【问题标题】:Scrapy with APscheduler only works half the time使用 APscheduler 的 Scrapy 只能工作一半
【发布时间】:2020-09-24 10:55:23
【问题描述】:

我有以下代码每 2 小时而不是每小时工作一次。我通过管道将数据存储到 MongoDb,因此我看到 id 会随着时间的推移而改变 2 而不是 1。

代码的目的是每小时抓取保存在 data.csv 文件中的 100 个 subreddit 中的在线人数,并将数据推送到 mongoDb 云服务器。一切正常,只是它只能每两个小时而不是每小时刮一次。

class SubredditSpider(scrapy.Spider):
    name = 'subreddit'
    sub_list = [] # list of subreddits
    count = 0

    def start_requests(self):
        SubredditSpider.count += 1
        if SubredditSpider.count > 24:
            SubredditSpider.count = 1
        with open('data.csv', 'r') as file:
            csv_reader = csv.reader(file)
            for row in csv_reader:
                self.sub_list.append(row[0])

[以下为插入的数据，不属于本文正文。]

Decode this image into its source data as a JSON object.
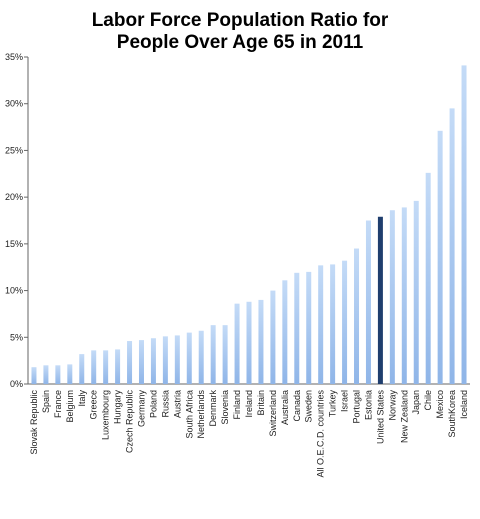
{
  "chart_data": {
    "type": "bar",
    "title_line1": "Labor Force Population Ratio for",
    "title_line2": "People Over Age 65 in 2011",
    "xlabel": "",
    "ylabel": "",
    "ylim": [
      0,
      35
    ],
    "yticks": [
      "0%",
      "5%",
      "10%",
      "15%",
      "20%",
      "25%",
      "30%",
      "35%"
    ],
    "grid": false,
    "highlight_category": "United States",
    "colors": {
      "bar": "#8fb5e8",
      "bar_light": "#c4dbf7",
      "highlight": "#1f3e6e"
    },
    "categories": [
      "Slovak Republic",
      "Spain",
      "France",
      "Belgium",
      "Italy",
      "Greece",
      "Luxembourg",
      "Hungary",
      "Czech Republic",
      "Germany",
      "Poland",
      "Russia",
      "Austria",
      "South Africa",
      "Netherlands",
      "Denmark",
      "Slovenia",
      "Finland",
      "Ireland",
      "Britain",
      "Switzerland",
      "Australia",
      "Canada",
      "Sweden",
      "All O.E.C.D. countries",
      "Turkey",
      "Israel",
      "Portugal",
      "Estonia",
      "United States",
      "Norway",
      "New Zealand",
      "Japan",
      "Chile",
      "Mexico",
      "SouthKorea",
      "Iceland"
    ],
    "values": [
      1.8,
      2.0,
      2.0,
      2.1,
      3.2,
      3.6,
      3.6,
      3.7,
      4.6,
      4.7,
      4.9,
      5.1,
      5.2,
      5.5,
      5.7,
      6.3,
      6.3,
      8.6,
      8.8,
      9.0,
      10.0,
      11.1,
      11.9,
      12.0,
      12.7,
      12.8,
      13.2,
      14.5,
      17.5,
      17.9,
      18.6,
      18.9,
      19.6,
      22.6,
      27.1,
      29.5,
      34.1
    ]
  }
}
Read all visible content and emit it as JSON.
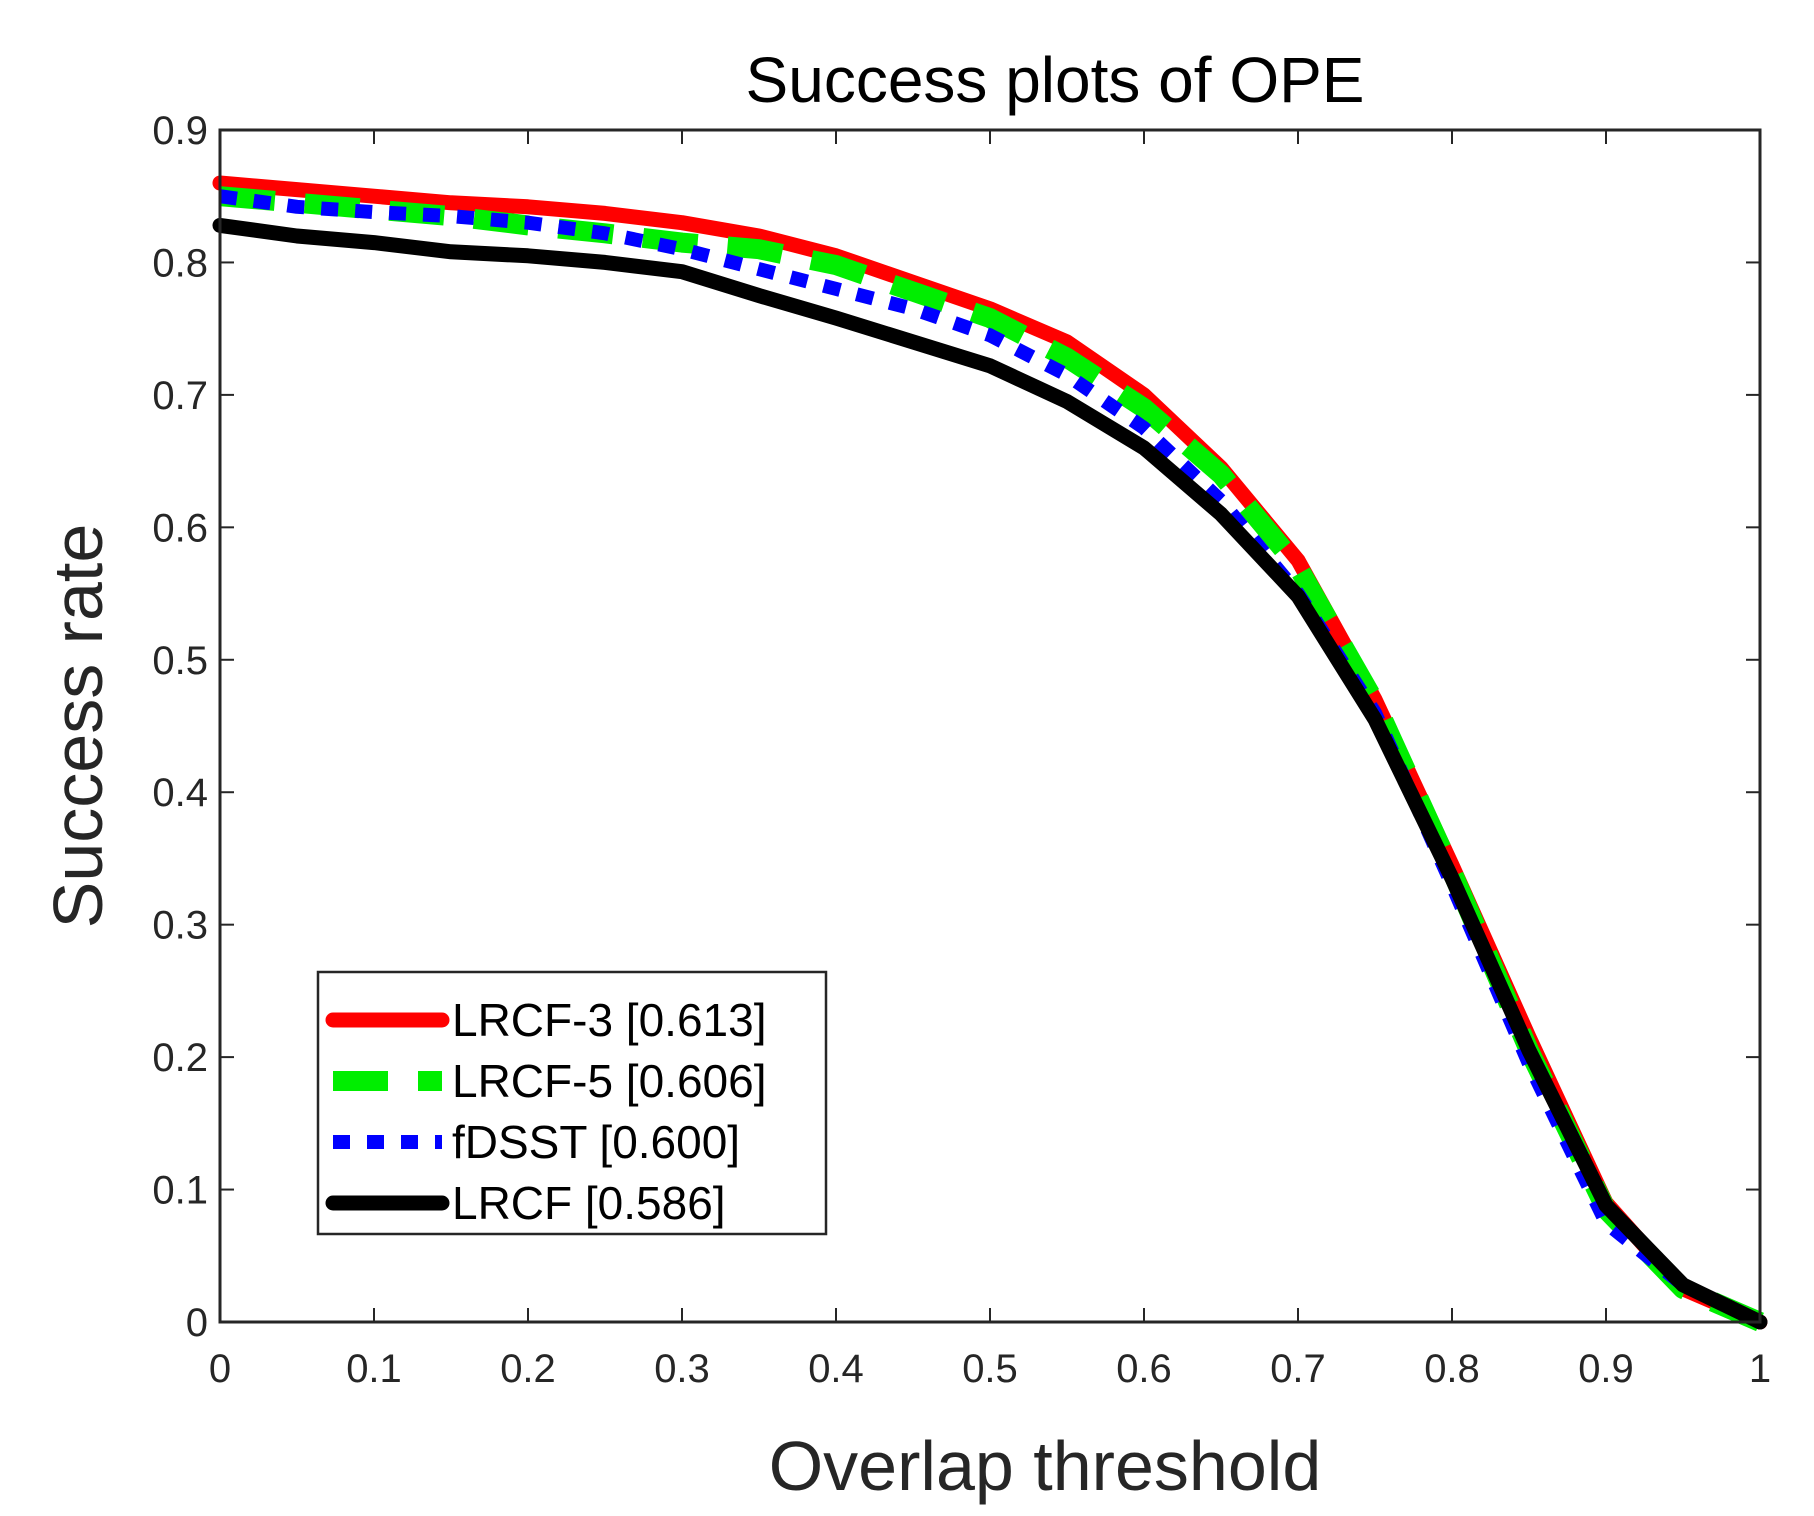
{
  "chart_data": {
    "type": "line",
    "title": "Success plots of OPE",
    "xlabel": "Overlap threshold",
    "ylabel": "Success rate",
    "xlim": [
      0,
      1
    ],
    "ylim": [
      0,
      0.9
    ],
    "xticks": [
      0,
      0.1,
      0.2,
      0.3,
      0.4,
      0.5,
      0.6,
      0.7,
      0.8,
      0.9,
      1
    ],
    "xtick_labels": [
      "0",
      "0.1",
      "0.2",
      "0.3",
      "0.4",
      "0.5",
      "0.6",
      "0.7",
      "0.8",
      "0.9",
      "1"
    ],
    "yticks": [
      0,
      0.1,
      0.2,
      0.3,
      0.4,
      0.5,
      0.6,
      0.7,
      0.8,
      0.9
    ],
    "ytick_labels": [
      "0",
      "0.1",
      "0.2",
      "0.3",
      "0.4",
      "0.5",
      "0.6",
      "0.7",
      "0.8",
      "0.9"
    ],
    "grid": false,
    "legend_position": "bottom-left",
    "x": [
      0,
      0.05,
      0.1,
      0.15,
      0.2,
      0.25,
      0.3,
      0.35,
      0.4,
      0.45,
      0.5,
      0.55,
      0.6,
      0.65,
      0.7,
      0.75,
      0.8,
      0.85,
      0.9,
      0.95,
      1.0
    ],
    "series": [
      {
        "name": "LRCF-3 [0.613]",
        "color": "#ff0000",
        "style": "solid",
        "values": [
          0.86,
          0.855,
          0.85,
          0.845,
          0.842,
          0.837,
          0.83,
          0.82,
          0.805,
          0.785,
          0.765,
          0.74,
          0.7,
          0.645,
          0.575,
          0.47,
          0.345,
          0.215,
          0.09,
          0.025,
          0.0
        ]
      },
      {
        "name": "LRCF-5 [0.606]",
        "color": "#00ee00",
        "style": "dashed",
        "values": [
          0.85,
          0.845,
          0.84,
          0.835,
          0.828,
          0.822,
          0.815,
          0.81,
          0.798,
          0.778,
          0.758,
          0.728,
          0.69,
          0.64,
          0.57,
          0.468,
          0.34,
          0.205,
          0.085,
          0.025,
          0.0
        ]
      },
      {
        "name": "fDSST [0.600]",
        "color": "#0000ff",
        "style": "dotted",
        "values": [
          0.85,
          0.842,
          0.838,
          0.835,
          0.83,
          0.822,
          0.81,
          0.795,
          0.78,
          0.765,
          0.745,
          0.715,
          0.675,
          0.62,
          0.55,
          0.46,
          0.33,
          0.195,
          0.075,
          0.028,
          0.0
        ]
      },
      {
        "name": "LRCF [0.586]",
        "color": "#000000",
        "style": "solid",
        "values": [
          0.828,
          0.82,
          0.815,
          0.808,
          0.805,
          0.8,
          0.793,
          0.775,
          0.758,
          0.74,
          0.722,
          0.695,
          0.66,
          0.61,
          0.548,
          0.455,
          0.335,
          0.205,
          0.088,
          0.028,
          0.0
        ]
      }
    ]
  }
}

        for sub in self.sub_list:
            yield scrapy.Request(f'https://www.reddit.com{sub}/about.json', self.parse)

    def parse(self, response):
        data = json.loads(response.body)
        subreddit = data['data']['display_name']
        active_users = data['data']['active_user_count']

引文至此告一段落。